'Kroger Technology' becomes a unified focused team
That's why he asks such tough questions of his people. If you're not willing to help drive the change he's mandating, then a change will certainly come. And it did. Hjelm's organization is delivering services much more efficiently, so much so that his focus today is aimed at doing what he came to do: turning Kroger's technology unit into an innovation engine that would become the most valued in the retail business.

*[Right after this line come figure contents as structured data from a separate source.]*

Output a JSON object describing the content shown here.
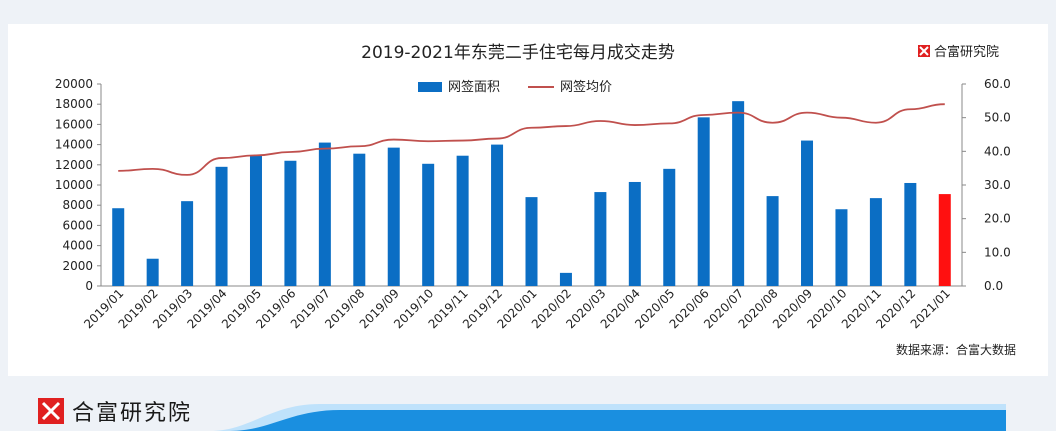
{
  "brand": {
    "name": "合富研究院",
    "logo_color": "#e02020",
    "source_note": "数据来源：合富大数据"
  },
  "colors": {
    "bar": "#0b6ec4",
    "bar_highlight": "#ff1010",
    "line": "#c0504d",
    "footer_band": "#1a8fe0"
  },
  "chart_data": {
    "type": "bar",
    "title": "2019-2021年东莞二手住宅每月成交走势",
    "categories": [
      "2019/01",
      "2019/02",
      "2019/03",
      "2019/04",
      "2019/05",
      "2019/06",
      "2019/07",
      "2019/08",
      "2019/09",
      "2019/10",
      "2019/11",
      "2019/12",
      "2020/01",
      "2020/02",
      "2020/03",
      "2020/04",
      "2020/05",
      "2020/06",
      "2020/07",
      "2020/08",
      "2020/09",
      "2020/10",
      "2020/11",
      "2020/12",
      "2021/01"
    ],
    "series": [
      {
        "name": "网签面积",
        "kind": "bar",
        "axis": "left",
        "values": [
          7700,
          2700,
          8400,
          11800,
          12900,
          12400,
          14200,
          13100,
          13700,
          12100,
          12900,
          14000,
          8800,
          1300,
          9300,
          10300,
          11600,
          16700,
          18300,
          8900,
          14400,
          7600,
          8700,
          10200,
          9100
        ],
        "highlight_index": 24
      },
      {
        "name": "网签均价",
        "kind": "line",
        "axis": "right",
        "values": [
          34.2,
          34.8,
          33.0,
          38.0,
          38.8,
          39.8,
          40.8,
          41.5,
          43.5,
          43.0,
          43.2,
          43.8,
          47.0,
          47.5,
          49.0,
          47.8,
          48.3,
          50.8,
          51.5,
          48.5,
          51.5,
          50.0,
          48.5,
          52.5,
          54.0
        ]
      }
    ],
    "ylim_left": [
      0,
      20000
    ],
    "yticks_left": [
      "0",
      "2000",
      "4000",
      "6000",
      "8000",
      "10000",
      "12000",
      "14000",
      "16000",
      "18000",
      "20000"
    ],
    "ylim_right": [
      0,
      60
    ],
    "yticks_right": [
      "0.0",
      "10.0",
      "20.0",
      "30.0",
      "40.0",
      "50.0",
      "60.0"
    ],
    "grid": false,
    "legend_position": "top-center"
  }
}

It's a lofty goal, he admits, and a tough one to measure. But that mission has become gospel among the IT ranks — and, as Hjelm points out, it's also resonating with the rest of the company. He rebranded the organization from an ambiguous "IS&S" to "Kroger Technology," a clear, straightforward name that has further unified the team around that mission.

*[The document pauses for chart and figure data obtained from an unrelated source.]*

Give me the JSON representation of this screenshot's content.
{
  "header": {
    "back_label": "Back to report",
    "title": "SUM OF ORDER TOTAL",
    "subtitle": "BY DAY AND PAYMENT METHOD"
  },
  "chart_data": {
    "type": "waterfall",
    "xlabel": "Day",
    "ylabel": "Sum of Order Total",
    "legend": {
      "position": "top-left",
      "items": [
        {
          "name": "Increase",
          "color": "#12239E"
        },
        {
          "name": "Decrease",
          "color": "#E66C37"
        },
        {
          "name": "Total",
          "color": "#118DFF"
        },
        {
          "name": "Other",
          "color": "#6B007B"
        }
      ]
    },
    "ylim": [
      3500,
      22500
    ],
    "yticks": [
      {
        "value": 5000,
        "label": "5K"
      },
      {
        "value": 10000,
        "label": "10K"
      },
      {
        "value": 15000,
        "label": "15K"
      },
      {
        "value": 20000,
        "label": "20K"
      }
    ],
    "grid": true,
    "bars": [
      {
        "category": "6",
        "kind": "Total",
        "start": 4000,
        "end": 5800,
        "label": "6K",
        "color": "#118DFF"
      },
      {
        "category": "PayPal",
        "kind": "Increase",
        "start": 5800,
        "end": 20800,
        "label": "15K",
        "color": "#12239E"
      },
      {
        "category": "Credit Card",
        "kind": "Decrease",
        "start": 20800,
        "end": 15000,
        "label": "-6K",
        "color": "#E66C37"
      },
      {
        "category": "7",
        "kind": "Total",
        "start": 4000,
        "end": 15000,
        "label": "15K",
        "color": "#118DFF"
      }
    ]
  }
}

And they're delivering. Some of Kroger Technology's notable accomplishments include QueVision, a system that has reduced checkout wait times to a mindboggling 30 seconds; and ZigBee, a sensor network for refrigerated cases and freezers that has increased food safety and store efficiency.
Hjelm's accomplishments — not to mention his service on the board of Kindred Healthcare, a $5.7 billion provider of post-acute care services — have garnered him even more responsibility at Kroger. He currently oversees the company's "small-store" strategy, a new group of stores aimed at helping customers complete their fill-in shopping. These stores — smaller than a supermarket, but larger than a convenience store — are expected to increase customer loyalty, grow identical-store shares, and boost wallet share among shoppers.
Hjelm has conquered two of his main objectives: building a culture of excellence and returning Kroger Technology to its legacy of innovation. And no doubt there's much more to come.